Las acciones de las personas que compiten con nosotros para lograr recursos (alimento, dinero, etcétera) nos ofrecen oportunidades para guiar nuestra propia conducta. Según una investigación llevada a cabo en la Universidad de Bristol, no son los éxitos de nuestros iguales lo que retenemos, sino sus fracasos.
Los probandos participaron en un sencillo juego de ordenador. El competidor era la propia máquina. Los jugadores debían optar por una caja de un total de cuatro, que les recompensaba con distintas sumas de dinero. Para maximizar las ganancias, el participante debía tomar en ocasiones una muestra de cada caja. Cuando los jugadores veían que su contrincante obtenía de repente una gran suma de dinero, los escáneres de magnetoencefalografía funcional no mostraban actividad en el cerebro de los mismos. Sin embargo, si el oponente adquiría un pago sorprendentemente bajo, ciertas partes del cerebro asociadas con la inhibición parecían volverse locas.
Aprender de la competencia «no consiste en actuar como el competidor, sino aprender a no actuar como el competidor cuando fracasa», explica Paul Howard-Jones, autor del estudio junto a Rafal Bogacz.

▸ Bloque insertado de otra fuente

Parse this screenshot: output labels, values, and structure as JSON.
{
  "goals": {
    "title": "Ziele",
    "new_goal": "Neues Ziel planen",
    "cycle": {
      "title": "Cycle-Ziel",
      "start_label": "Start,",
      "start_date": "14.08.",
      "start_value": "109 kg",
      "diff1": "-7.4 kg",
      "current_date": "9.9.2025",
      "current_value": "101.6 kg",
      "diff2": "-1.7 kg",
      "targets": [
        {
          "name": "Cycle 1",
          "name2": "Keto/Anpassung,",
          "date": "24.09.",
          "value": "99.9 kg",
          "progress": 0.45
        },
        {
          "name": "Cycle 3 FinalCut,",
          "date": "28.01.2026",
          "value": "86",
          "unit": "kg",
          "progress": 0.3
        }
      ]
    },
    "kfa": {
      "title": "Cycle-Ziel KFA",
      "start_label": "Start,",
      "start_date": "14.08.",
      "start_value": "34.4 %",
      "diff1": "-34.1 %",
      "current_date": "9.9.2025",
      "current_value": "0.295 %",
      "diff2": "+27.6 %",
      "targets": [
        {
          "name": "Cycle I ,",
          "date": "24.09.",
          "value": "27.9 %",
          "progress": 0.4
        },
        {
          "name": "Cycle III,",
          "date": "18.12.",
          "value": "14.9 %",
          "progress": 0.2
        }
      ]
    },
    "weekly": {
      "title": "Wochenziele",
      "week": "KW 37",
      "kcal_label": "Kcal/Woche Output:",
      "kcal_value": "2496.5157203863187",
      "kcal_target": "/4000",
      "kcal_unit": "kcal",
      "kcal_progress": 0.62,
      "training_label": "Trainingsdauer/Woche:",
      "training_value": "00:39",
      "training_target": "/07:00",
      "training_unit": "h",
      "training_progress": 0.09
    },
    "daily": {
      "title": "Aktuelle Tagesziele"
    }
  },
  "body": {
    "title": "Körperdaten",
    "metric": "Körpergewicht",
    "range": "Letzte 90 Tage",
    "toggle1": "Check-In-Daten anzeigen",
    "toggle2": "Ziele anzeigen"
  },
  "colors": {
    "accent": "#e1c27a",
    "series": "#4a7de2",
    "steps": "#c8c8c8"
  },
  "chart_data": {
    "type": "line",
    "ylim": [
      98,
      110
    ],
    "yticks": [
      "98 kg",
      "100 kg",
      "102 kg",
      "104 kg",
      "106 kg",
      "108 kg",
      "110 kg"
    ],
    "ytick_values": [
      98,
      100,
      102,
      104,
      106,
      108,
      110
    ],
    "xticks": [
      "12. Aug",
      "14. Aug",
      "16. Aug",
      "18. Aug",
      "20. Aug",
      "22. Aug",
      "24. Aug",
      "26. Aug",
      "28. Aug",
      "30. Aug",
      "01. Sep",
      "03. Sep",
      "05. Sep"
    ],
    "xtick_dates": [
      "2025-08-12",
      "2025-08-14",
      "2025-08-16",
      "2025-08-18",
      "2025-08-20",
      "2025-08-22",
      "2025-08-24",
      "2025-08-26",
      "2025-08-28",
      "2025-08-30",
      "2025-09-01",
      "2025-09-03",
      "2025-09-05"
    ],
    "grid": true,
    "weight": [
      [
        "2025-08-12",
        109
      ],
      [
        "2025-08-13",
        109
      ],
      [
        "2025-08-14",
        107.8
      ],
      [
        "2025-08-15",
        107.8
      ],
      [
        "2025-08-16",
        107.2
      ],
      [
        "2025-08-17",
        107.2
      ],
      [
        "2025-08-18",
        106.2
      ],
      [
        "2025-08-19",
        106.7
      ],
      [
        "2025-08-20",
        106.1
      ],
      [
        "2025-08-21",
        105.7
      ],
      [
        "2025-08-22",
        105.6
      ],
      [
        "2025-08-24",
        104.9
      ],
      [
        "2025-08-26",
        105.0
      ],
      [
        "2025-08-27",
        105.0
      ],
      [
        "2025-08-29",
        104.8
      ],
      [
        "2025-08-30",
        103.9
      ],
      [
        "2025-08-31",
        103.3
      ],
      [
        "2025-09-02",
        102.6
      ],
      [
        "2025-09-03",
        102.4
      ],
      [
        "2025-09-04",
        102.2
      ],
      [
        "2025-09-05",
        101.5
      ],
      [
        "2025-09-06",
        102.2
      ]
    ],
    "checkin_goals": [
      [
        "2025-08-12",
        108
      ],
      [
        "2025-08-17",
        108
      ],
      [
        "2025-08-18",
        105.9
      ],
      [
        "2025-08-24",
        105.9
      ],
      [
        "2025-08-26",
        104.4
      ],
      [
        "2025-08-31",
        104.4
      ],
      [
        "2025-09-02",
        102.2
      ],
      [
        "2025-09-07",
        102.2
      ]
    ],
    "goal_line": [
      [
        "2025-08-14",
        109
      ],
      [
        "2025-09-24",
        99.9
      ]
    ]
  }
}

Howard-Jones señala que mientras el ordenador realizaba su jugada, que consistía en que una de las cajas cambiase de color, el sistema de neuronas espejo (que responde a las acciones de otros) del jugador permaneció activo, como si él mismo estuviera efectuando la elección. Mas si la acción desembocaba en fracaso, las áreas inhibitorias detenían al momento la traducción mental. Según Howard-Jones, es la primera vez que se ha observado una respuesta neuronal espejo ante una acción desarrollada por un ordenador (los jugadores sabían que su oponente no era más que un programa).
Marco Iacoboni, experto en neuronas espejo en la Universidad de California en Los Ángeles y sin relación con el estudio, advierte que la magnetoencefalografía funcional no posee resolución suficiente para distinguir si las neuronas excitadas son neuronas espejo o meras neuronas de la corteza motora, las cuales se excitan tanto si pensamos en efectuar una acción como si la ejecutamos. No obstante, aunque el ordenador se halle solo reclutando neuronas motoras del jugador, el hallazgo resulta interesante. «Se trata de un mecanismo que explica por qué antropologizamos las cosas», explica Iacoboni. «Tendemos a atribuirle una mente incluso a aquello que sabemos que carece de ella.»